注目すべきは、タッチ操作を読み取る部分が表示装置に組み込まれているか、そうでないかの違いです。iPhoneの場合、ガラス基板と液晶セルの間ににタッチセンサーの配線を施した「インセル」タイプの液晶ディスプレイが長らく採用されており、ガラス基板と偏光板の間にタッチセンサー層を挿入した「オンセル」とは構造が大きく異なります。

iPhoneにおいてインセル型の液晶タッチディスプレイが登場したのは、2012年発売のiPhone 5のときです。
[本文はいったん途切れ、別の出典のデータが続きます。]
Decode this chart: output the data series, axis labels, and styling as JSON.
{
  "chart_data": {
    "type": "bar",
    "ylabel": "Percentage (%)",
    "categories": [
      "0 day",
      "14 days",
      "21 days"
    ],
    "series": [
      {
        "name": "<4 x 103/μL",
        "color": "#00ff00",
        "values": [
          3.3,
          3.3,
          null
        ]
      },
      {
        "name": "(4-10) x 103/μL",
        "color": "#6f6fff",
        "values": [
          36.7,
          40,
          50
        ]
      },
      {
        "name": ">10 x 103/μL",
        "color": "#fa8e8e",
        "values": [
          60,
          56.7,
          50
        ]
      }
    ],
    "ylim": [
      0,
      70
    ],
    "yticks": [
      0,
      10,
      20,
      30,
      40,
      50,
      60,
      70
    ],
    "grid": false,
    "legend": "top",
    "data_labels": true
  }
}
薄型化に際しては、フィルムなど余分な外装が必要なオンセルよりインセルのほうが有利で、実際iPhone 5はオンセルタイプだったiPhone 4Sと比べると、ディスプレイ部分の約30%もの薄型化を実現しています。光を遮るものが少なく明るさを稼げるというメリットもあります。
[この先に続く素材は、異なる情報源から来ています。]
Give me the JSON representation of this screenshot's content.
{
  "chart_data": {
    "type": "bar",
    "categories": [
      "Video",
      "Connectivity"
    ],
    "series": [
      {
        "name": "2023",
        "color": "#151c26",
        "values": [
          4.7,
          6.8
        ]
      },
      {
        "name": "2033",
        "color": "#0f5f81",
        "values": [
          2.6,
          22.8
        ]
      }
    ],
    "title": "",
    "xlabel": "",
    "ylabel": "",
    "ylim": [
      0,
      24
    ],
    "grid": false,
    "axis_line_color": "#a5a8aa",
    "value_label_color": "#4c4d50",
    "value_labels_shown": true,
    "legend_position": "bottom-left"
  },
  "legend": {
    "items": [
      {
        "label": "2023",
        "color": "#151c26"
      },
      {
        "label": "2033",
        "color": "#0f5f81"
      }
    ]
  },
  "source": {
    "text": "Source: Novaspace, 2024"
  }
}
一方の有機ELタッチディスプレイは、構造が複雑でインセル化が容易ではないため、外付けタイプまたはオンセルタイプが主流です。iPhoneの場合、iPhone X以降の大半のモデルには有機ELタッチディスプレイが採用されており、iPhone 13ではオンセルタイプに変更されたとのレポートがあります。

一見ではわからない部品レベルの話ではあるものの、部品の厚みや重量は消費電力やデバイス全体のデザインに影響します。今後も有機ELタッチディスプレイの採用が続くとしても、より薄く軽く進化を続けることは確かなようです。